Lord Mayor of Adelaide, South Australia, for two terms in the 1920s and 1930s

Charles Richmond John Glover (1870–1936) was the Mayor of Adelaide from 1917 to 1919. He was in office when the City of Adelaide became a Lord Mayoralty in 1919, and so became Adelaide's first Lord Mayor. He served two further terms as Lord Mayor: from 1923 to 1925 and from 1930 to 1933.

He was a company director, active in the Freemasons and philanthropist. He established the three Glover playgrounds in the Adelaide Parklands that are named after him.

He was a major collector of books on Australia and the Pacific. This library was inherited by his son and, in turn, by his grandson. The collection, consisting of 2,787 lots, was sold by auction in December 1970.
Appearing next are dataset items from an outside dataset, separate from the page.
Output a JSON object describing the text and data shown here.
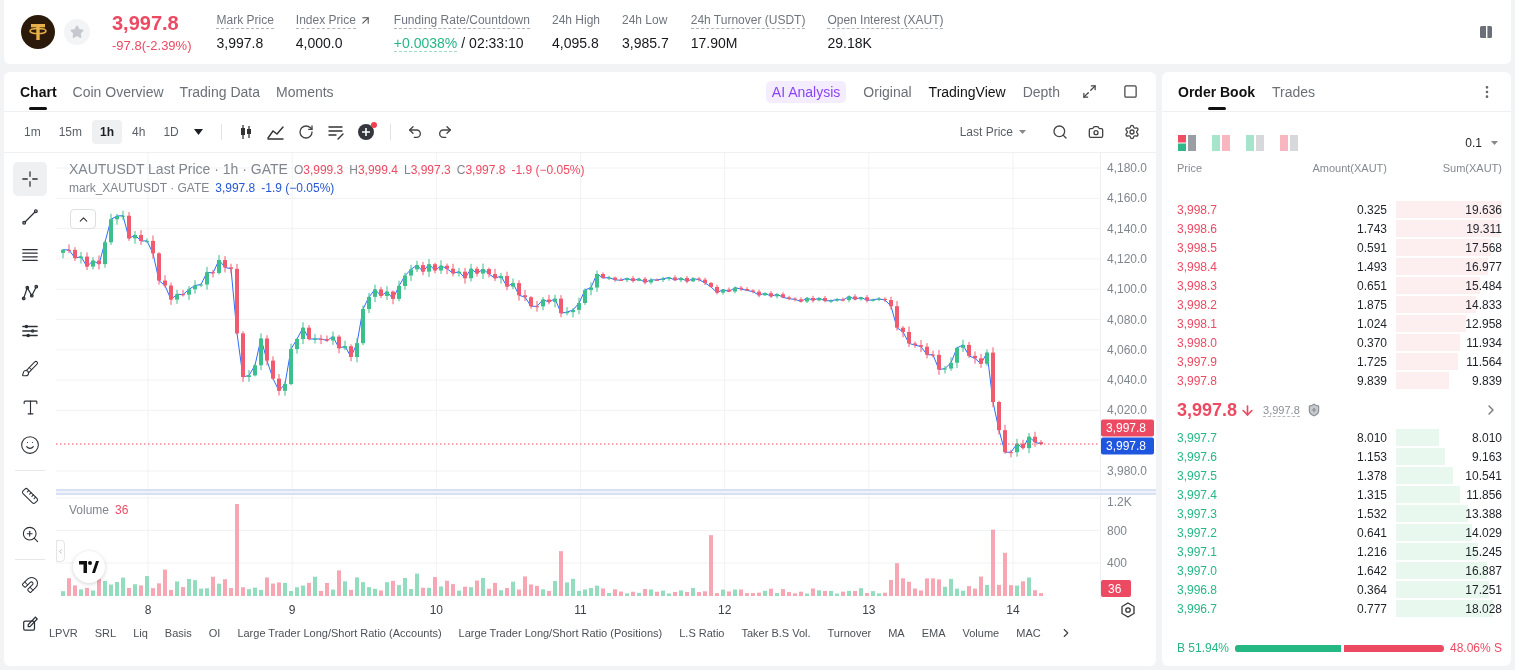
{
  "header": {
    "price": "3,997.8",
    "change": "-97.8(-2.39%)",
    "falling": true,
    "starred": false,
    "stats": [
      {
        "label": "Mark Price",
        "value": "3,997.8",
        "dotted": true,
        "link": false,
        "positive": false
      },
      {
        "label": "Index Price",
        "value": "4,000.0",
        "dotted": true,
        "link": true,
        "positive": false
      },
      {
        "label": "Funding Rate/Countdown",
        "value": "+0.0038%",
        "extra": "/ 02:33:10",
        "dotted": true,
        "link": false,
        "positive": true
      },
      {
        "label": "24h High",
        "value": "4,095.8",
        "dotted": false,
        "link": false,
        "positive": false
      },
      {
        "label": "24h Low",
        "value": "3,985.7",
        "dotted": false,
        "link": false,
        "positive": false
      },
      {
        "label": "24h Turnover (USDT)",
        "value": "17.90M",
        "dotted": true,
        "link": false,
        "positive": false
      },
      {
        "label": "Open Interest (XAUT)",
        "value": "29.18K",
        "dotted": true,
        "link": false,
        "positive": false
      }
    ]
  },
  "chart": {
    "tabs": [
      {
        "label": "Chart",
        "selected": true
      },
      {
        "label": "Coin Overview",
        "selected": false
      },
      {
        "label": "Trading Data",
        "selected": false
      },
      {
        "label": "Moments",
        "selected": false
      }
    ],
    "analysis": "AI Analysis",
    "views": [
      {
        "label": "Original",
        "selected": false
      },
      {
        "label": "TradingView",
        "selected": true
      },
      {
        "label": "Depth",
        "selected": false
      }
    ],
    "intervals": [
      {
        "label": "1m",
        "selected": false
      },
      {
        "label": "15m",
        "selected": false
      },
      {
        "label": "1h",
        "selected": true
      },
      {
        "label": "4h",
        "selected": false
      },
      {
        "label": "1D",
        "selected": false
      }
    ],
    "indicator_alert": true,
    "price_source": "Last Price",
    "tool_groups": [
      [
        {
          "kind": "crosshair",
          "selected": true
        },
        {
          "kind": "line",
          "selected": false
        },
        {
          "kind": "levels",
          "selected": false
        },
        {
          "kind": "pattern",
          "selected": false
        },
        {
          "kind": "lines",
          "selected": false
        },
        {
          "kind": "brush",
          "selected": false
        },
        {
          "kind": "text",
          "selected": false
        },
        {
          "kind": "emoji",
          "selected": false
        }
      ],
      [
        {
          "kind": "ruler",
          "selected": false
        },
        {
          "kind": "zoom",
          "selected": false
        }
      ],
      [
        {
          "kind": "magnet",
          "selected": false
        },
        {
          "kind": "pencil",
          "selected": false
        }
      ]
    ],
    "legend": {
      "title": "XAUTUSDT Last Price · 1h · GATE",
      "ohlc": [
        {
          "key": "O",
          "value": "3,999.3"
        },
        {
          "key": "H",
          "value": "3,999.4"
        },
        {
          "key": "L",
          "value": "3,997.3"
        },
        {
          "key": "C",
          "value": "3,997.8"
        }
      ],
      "change": "-1.9 (−0.05%)"
    },
    "mark_legend": {
      "title": "mark_XAUTUSDT · GATE",
      "value": "3,997.8",
      "change": "-1.9 (−0.05%)"
    },
    "price_axis": [
      "4,180.0",
      "4,160.0",
      "4,140.0",
      "4,120.0",
      "4,100.0",
      "4,080.0",
      "4,060.0",
      "4,040.0",
      "4,020.0",
      "3,980.0"
    ],
    "last_price_tag": "3,997.8",
    "mark_price_tag": "3,997.8",
    "volume": {
      "label": "Volume",
      "value": "36",
      "axis": [
        "1.2K",
        "800",
        "400"
      ],
      "tag": "36"
    },
    "time_axis": [
      "8",
      "9",
      "10",
      "11",
      "12",
      "13",
      "14"
    ],
    "indicators": [
      "LPVR",
      "SRL",
      "Liq",
      "Basis",
      "OI",
      "Large Trader Long/Short Ratio (Accounts)",
      "Large Trader Long/Short Ratio (Positions)",
      "L.S Ratio",
      "Taker B.S Vol.",
      "Turnover",
      "MA",
      "EMA",
      "Volume",
      "MAC"
    ]
  },
  "order_book": {
    "tabs": [
      {
        "label": "Order Book",
        "selected": true
      },
      {
        "label": "Trades",
        "selected": false
      }
    ],
    "layouts": [
      {
        "kind": "stacked",
        "selected": true
      },
      {
        "kind": "split",
        "selected": false
      },
      {
        "kind": "bids",
        "selected": false
      },
      {
        "kind": "asks",
        "selected": false
      }
    ],
    "precision": "0.1",
    "columns": [
      "Price",
      "Amount(XAUT)",
      "Sum(XAUT)"
    ],
    "asks": [
      {
        "price": "3,998.7",
        "amount": "0.325",
        "sum": "19.636"
      },
      {
        "price": "3,998.6",
        "amount": "1.743",
        "sum": "19.311"
      },
      {
        "price": "3,998.5",
        "amount": "0.591",
        "sum": "17.568"
      },
      {
        "price": "3,998.4",
        "amount": "1.493",
        "sum": "16.977"
      },
      {
        "price": "3,998.3",
        "amount": "0.651",
        "sum": "15.484"
      },
      {
        "price": "3,998.2",
        "amount": "1.875",
        "sum": "14.833"
      },
      {
        "price": "3,998.1",
        "amount": "1.024",
        "sum": "12.958"
      },
      {
        "price": "3,998.0",
        "amount": "0.370",
        "sum": "11.934"
      },
      {
        "price": "3,997.9",
        "amount": "1.725",
        "sum": "11.564"
      },
      {
        "price": "3,997.8",
        "amount": "9.839",
        "sum": "9.839"
      }
    ],
    "last": {
      "price": "3,997.8",
      "falling": true,
      "mark": "3,997.8"
    },
    "bids": [
      {
        "price": "3,997.7",
        "amount": "8.010",
        "sum": "8.010"
      },
      {
        "price": "3,997.6",
        "amount": "1.153",
        "sum": "9.163"
      },
      {
        "price": "3,997.5",
        "amount": "1.378",
        "sum": "10.541"
      },
      {
        "price": "3,997.4",
        "amount": "1.315",
        "sum": "11.856"
      },
      {
        "price": "3,997.3",
        "amount": "1.532",
        "sum": "13.388"
      },
      {
        "price": "3,997.2",
        "amount": "0.641",
        "sum": "14.029"
      },
      {
        "price": "3,997.1",
        "amount": "1.216",
        "sum": "15.245"
      },
      {
        "price": "3,997.0",
        "amount": "1.642",
        "sum": "16.887"
      },
      {
        "price": "3,996.8",
        "amount": "0.364",
        "sum": "17.251"
      },
      {
        "price": "3,996.7",
        "amount": "0.777",
        "sum": "18.028"
      }
    ],
    "ratio": {
      "buy": "B 51.94%",
      "sell": "48.06% S",
      "level": 0.5194
    }
  }
}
He was a regular worshipper at St. John's Anglican Church and the author of History of the Church of St. John the Evangelist (1919).
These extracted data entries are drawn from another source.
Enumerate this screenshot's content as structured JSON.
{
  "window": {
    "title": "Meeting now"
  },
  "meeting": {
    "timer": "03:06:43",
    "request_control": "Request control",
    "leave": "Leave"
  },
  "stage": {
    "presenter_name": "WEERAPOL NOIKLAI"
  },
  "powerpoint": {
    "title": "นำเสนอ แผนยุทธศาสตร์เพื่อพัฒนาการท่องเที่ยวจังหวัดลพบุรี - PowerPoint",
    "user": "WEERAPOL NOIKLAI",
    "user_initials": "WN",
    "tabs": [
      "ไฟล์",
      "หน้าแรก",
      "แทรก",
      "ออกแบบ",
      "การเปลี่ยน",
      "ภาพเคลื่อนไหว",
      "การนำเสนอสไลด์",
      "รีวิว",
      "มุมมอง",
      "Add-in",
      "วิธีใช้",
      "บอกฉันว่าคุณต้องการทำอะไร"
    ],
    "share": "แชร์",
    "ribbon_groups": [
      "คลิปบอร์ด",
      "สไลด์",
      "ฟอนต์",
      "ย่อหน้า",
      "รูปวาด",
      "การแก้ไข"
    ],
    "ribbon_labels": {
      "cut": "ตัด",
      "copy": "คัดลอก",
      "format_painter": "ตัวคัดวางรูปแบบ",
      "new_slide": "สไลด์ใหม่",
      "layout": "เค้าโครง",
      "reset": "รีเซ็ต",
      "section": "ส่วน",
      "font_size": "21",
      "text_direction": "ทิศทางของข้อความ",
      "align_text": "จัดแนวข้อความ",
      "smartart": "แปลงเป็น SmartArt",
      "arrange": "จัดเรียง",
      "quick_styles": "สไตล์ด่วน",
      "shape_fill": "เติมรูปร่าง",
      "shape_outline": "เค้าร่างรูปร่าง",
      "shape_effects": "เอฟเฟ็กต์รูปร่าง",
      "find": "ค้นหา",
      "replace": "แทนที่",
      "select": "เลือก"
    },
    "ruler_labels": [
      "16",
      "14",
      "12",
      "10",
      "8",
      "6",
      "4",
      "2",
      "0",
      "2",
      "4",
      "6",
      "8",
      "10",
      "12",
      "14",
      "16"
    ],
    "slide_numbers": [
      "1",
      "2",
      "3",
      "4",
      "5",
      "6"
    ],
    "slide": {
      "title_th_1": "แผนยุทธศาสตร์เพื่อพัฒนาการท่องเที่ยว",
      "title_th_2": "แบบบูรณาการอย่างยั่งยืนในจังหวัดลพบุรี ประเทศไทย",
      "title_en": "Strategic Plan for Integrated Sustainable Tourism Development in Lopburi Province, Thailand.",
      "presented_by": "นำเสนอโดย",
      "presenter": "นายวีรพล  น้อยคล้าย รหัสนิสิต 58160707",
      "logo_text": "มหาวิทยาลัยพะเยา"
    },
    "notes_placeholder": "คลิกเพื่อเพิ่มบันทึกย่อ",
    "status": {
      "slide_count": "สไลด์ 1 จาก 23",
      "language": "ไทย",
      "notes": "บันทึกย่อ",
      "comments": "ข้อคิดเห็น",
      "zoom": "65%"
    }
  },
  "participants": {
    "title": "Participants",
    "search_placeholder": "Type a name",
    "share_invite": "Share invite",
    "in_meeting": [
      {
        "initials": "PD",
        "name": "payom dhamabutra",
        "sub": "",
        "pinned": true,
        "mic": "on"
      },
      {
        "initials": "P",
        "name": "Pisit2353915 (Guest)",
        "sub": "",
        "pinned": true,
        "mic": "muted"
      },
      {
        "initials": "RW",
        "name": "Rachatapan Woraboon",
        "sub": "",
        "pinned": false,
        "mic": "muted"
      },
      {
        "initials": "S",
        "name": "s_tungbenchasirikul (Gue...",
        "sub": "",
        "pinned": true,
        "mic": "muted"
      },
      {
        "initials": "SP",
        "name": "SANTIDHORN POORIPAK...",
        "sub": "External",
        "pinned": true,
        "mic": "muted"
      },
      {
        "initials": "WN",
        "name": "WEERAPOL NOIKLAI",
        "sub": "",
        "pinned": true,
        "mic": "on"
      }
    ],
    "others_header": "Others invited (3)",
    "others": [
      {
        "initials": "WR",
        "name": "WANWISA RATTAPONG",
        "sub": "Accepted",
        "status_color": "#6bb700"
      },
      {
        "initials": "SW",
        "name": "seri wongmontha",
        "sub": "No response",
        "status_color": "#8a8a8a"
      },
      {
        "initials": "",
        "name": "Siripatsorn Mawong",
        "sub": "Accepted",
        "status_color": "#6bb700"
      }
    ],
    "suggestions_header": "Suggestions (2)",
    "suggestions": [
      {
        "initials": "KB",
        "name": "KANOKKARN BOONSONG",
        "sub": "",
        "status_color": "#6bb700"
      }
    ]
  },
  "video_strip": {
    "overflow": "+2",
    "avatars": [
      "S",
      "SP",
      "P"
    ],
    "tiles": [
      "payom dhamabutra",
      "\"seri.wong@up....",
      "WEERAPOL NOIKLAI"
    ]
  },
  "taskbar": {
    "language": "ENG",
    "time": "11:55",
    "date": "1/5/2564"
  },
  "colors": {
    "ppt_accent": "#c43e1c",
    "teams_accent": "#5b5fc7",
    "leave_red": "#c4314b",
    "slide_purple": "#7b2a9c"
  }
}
He was father of Charles John Glover, known as Sir John Glover, also Lord Mayor of Adelaide from 1960 to 1963.

== Personal life ==
In 1910 he married Elizabeth Maude Hannam.

== Publications ==

- Glover, C.R.J. (Charles Richmond John), 1870-1936, A history of first fifty years of Freemasonry in South Australia, 1834-1884. Grand Lodge of South Australia, 1916.
- Charles Richmond John Glover, A Brief History of the Church of St. John the Evangelist, Adelaide, 1839-1909, published 1908.